Une petite image faite aujourd'hui pour accompagner un bout de texte qui trainait sur un de mes DD depuis des années. Crayon + encre de chine.
Hiver nucléaire
Pour la première fois depuis ce jour ou des milliers d'astres churent du ciel, je suis aujourd'hui retourné à la surface.
Tandis que je montais, je tentais de ne pas m'imaginer ce que je pourrais trouver la haut, à l'air libre. J'essayais, en vain, de me figurer un monde vide, blanc, neuf alors que je marchais, machinalement, un pas après l'autre, ma main droite caressant la rugueuse paroi de béton, la gauche soutenant la sangle de mon Ak. « Puisque je ne peux m'attendre à tout, autant m'attendre à rien », je me ressassais en boucle ces quelques mots, m'efforçant de me convaincre au fur et à mesure que je me rapprochais des sas de sécurité dont les lourdes portes de métal rouillaient en paix depuis des années.

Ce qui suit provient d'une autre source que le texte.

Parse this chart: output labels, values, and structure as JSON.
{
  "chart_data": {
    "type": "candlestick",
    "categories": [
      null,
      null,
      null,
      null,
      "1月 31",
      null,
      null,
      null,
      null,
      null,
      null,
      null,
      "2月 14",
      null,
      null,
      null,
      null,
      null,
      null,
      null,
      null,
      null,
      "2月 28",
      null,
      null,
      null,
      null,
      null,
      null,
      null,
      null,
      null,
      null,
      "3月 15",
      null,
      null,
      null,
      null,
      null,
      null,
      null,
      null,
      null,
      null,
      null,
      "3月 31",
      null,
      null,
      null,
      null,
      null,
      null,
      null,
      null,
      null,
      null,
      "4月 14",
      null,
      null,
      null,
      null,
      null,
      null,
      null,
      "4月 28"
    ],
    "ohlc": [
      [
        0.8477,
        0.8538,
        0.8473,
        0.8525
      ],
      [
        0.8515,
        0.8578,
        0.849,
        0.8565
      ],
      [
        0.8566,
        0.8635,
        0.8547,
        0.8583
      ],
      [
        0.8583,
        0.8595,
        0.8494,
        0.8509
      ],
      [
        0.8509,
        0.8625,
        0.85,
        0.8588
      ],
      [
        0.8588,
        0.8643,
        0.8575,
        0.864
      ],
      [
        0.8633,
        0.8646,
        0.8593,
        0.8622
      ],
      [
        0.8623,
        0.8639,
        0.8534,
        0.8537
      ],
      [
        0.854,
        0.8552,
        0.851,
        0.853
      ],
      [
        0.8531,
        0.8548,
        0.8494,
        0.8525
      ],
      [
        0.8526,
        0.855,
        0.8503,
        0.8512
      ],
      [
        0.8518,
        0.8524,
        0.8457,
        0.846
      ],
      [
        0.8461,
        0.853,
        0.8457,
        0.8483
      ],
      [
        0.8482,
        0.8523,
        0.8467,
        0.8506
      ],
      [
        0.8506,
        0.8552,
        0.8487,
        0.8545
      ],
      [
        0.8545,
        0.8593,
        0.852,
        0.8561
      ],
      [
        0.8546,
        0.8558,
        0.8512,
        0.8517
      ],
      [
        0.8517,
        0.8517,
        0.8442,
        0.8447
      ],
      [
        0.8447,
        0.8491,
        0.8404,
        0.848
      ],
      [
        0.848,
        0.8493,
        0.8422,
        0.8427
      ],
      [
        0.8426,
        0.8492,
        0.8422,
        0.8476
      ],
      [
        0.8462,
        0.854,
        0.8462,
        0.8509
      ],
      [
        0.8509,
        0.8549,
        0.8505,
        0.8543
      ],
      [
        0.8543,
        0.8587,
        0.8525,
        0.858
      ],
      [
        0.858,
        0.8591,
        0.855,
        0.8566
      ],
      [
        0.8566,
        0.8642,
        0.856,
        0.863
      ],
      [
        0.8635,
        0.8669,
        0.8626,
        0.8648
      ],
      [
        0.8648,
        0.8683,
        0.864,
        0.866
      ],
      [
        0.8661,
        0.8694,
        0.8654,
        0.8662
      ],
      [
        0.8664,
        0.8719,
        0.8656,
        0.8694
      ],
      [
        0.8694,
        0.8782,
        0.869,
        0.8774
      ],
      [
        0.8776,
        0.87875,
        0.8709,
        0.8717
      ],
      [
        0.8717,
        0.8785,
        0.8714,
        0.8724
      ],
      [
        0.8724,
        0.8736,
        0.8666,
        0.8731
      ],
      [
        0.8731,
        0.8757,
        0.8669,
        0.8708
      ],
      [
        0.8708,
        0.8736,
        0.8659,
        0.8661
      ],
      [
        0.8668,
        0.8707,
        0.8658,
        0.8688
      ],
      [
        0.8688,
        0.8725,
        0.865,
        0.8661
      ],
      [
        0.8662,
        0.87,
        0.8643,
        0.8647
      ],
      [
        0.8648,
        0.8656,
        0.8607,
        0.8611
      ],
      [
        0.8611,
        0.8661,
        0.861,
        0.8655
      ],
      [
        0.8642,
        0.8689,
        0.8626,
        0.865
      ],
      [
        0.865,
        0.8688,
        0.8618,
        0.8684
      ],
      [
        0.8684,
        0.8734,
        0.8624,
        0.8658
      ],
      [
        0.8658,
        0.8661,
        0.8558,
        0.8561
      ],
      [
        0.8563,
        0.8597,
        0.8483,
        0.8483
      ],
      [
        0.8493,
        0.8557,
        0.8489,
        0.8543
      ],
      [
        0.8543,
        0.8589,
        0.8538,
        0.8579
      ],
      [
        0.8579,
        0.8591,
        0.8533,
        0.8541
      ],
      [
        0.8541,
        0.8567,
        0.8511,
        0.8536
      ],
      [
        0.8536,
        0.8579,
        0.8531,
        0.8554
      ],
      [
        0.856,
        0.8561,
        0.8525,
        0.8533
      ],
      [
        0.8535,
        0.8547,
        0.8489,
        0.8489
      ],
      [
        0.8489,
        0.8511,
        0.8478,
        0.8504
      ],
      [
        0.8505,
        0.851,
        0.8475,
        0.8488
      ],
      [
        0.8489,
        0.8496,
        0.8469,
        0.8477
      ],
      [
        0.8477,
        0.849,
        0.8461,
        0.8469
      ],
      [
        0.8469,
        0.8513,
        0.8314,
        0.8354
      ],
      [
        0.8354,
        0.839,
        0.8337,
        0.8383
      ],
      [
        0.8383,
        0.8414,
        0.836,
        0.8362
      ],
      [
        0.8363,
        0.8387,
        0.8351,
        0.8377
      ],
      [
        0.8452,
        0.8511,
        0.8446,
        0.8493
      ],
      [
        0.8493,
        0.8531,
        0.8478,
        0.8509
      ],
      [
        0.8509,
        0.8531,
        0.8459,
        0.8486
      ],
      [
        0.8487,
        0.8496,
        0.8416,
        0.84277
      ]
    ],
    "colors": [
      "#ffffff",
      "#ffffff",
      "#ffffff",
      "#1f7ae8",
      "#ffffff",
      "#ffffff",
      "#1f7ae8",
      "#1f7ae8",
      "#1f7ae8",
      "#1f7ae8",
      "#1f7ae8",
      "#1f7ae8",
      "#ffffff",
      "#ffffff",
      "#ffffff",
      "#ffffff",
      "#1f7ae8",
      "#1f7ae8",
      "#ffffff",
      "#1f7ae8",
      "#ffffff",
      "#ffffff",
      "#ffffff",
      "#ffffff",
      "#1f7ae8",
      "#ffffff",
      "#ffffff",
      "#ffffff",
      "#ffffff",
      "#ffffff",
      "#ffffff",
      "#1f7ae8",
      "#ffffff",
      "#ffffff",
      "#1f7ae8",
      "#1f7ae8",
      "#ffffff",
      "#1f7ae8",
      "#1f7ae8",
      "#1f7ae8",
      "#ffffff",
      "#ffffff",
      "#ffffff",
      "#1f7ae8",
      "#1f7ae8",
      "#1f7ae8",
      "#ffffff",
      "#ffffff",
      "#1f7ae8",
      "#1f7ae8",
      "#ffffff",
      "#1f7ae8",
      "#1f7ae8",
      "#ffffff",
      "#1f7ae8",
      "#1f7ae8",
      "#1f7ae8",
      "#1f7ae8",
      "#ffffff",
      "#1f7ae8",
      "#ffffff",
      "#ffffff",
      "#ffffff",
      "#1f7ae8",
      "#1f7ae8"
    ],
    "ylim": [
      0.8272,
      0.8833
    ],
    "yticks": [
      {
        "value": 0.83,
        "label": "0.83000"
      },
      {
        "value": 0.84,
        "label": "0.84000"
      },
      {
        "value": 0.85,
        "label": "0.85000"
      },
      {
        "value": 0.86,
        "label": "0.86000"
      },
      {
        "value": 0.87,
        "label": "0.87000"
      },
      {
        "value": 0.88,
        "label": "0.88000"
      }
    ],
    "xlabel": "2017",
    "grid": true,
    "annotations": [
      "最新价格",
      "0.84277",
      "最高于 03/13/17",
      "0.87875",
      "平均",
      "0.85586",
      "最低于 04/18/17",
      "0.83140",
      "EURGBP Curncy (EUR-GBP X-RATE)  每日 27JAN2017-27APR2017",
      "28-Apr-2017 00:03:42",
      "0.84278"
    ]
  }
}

Mes efforts furent vains. Ma curiosité, mon imagination ne me laissaient pas en paix une seule seconde. Mes souvenirs remontaient à la surface. Ma vie avant la vie se rappelait à moi. Trop souvent, ces dernières années, je me suis réveillé en sueur, paniqué, un sentiment d'urgence m'oppressant cependant que je revivais le jour ou l'humanité failli à disparaître. Encore aujourd'hui, je me souviens avoir désiré ardemment ce jour, avoir conspiré, planifié. Je me souviens avoir mis en œuvre, je me souviens avoir créé cette inexorable spirale de mort. Je me souviens avoir lutté pour déplacer les pouvoirs, je me souviens avoir prononcé des discours enflammés sur la nécessité d'enflammer le ciel, je me souviens avoir œuvré au chaos, je me souviens avoir désiré cette entropie, et je me souviens avoir trahi ma cause.
Je me souviens avoir failli. Je me souviens avoir regretté, m'être enfui, m'être caché, avoir entrainé certains vers ces abris inconnus de tous. Aujourd'hui, je suis un héros, je suis celui qui a sauvé les siens. Mais je me souviens qui j'étais, je sais encore qui je suis. Si jamais ceux qui me tiennent en si haute estime savaient que je suis en grande partie responsable de la mort de leur civilisation, je sais qu'ils me tueraient. Et aujourd'hui comme hier, je me trouve incapable de mettre fin à cette insupportable mascarade. L'instinct de survie est bien trop ancré en moi pour me permettre de mettre fin à mes jours. Singe savant, haïssant sa propre condition, ses limites, je ne peux pas même rejoindre ce néant que je désire tant, je suis trop faible pour mourir, je suis condamné à vivre avec mes démons.
Je suis remonté à la surface, torturé, damné, amer, aigri, me haïssant. J'imaginais un monde en ruine, peuplé de rares survivants pleurant leurs morts et me vouant aux gémonies. Je croyais surgir dans un monde en guerre, les cieux emplis de flammes, les hommes bestiaux luttant pour survivre, dans une parodie mutée de l'état de guerre de tous contre tous d'Hobbes. J'espérais que l'un d'entre ces belligérants imaginaires me reconnaissent et vienne me mettre en pièces. J'espérais une rédemption par le fer et par le sang.
Non sans une appréhension certaine, j'ai ouvert les lourds ventaux d'acier et je me suis faufilé à l'extérieur. Je n'ai pas pu faire plus de trois pas. Putain ce que j'étais loin du compte. A coté de la plaque, vraiment. Ce qui m'a choqué, ce qui m'a sidéré, ce qui m'a figé, ce fut le silence. Un silence total, affreux, étouffant, insupportable. Même au fin fond des tunnels les plus reculés, la ou la pierre étouffe toute trace de mes congénères, le silence n'était pas si complet, si absolu.
Je ne sais pas combien de temps je suis resté ainsi, debout, l'oreille aux aguets, tentant de percevoir un bruit dont je n'étais pas la source. Ce n'est qu'ensuite progressivement, que j'ai remarqué la neige. Partout, couvrant chaque pouce de béton, chaque carcasse de voiture, chaque tas de gravas, chaque cadavre. La neige tombait, épaisse, d'un gris sale, chargée de poussières radio-actives, sans discontinuer depuis je ne sais combien de temps. Pour la première fois depuis des années, je me suis senti en paix avec moi-même. Je n'ai plus rien regretté. La vision de cette agglomération en ruine recouverte de neige poudreuse avait un je ne sais quoi de féérique, de fabuleux, de distant.
Quelques minutes ou quelques heures plus tard, je me suis retourné vers les lourdes portes, les ai contemplées pendant un court instant, puis ai décidé de m'éloigner. Aujourd'hui, je suis à la surface et je finis ce que j'aurais du faire il y a bien trop longtemps, je meurs.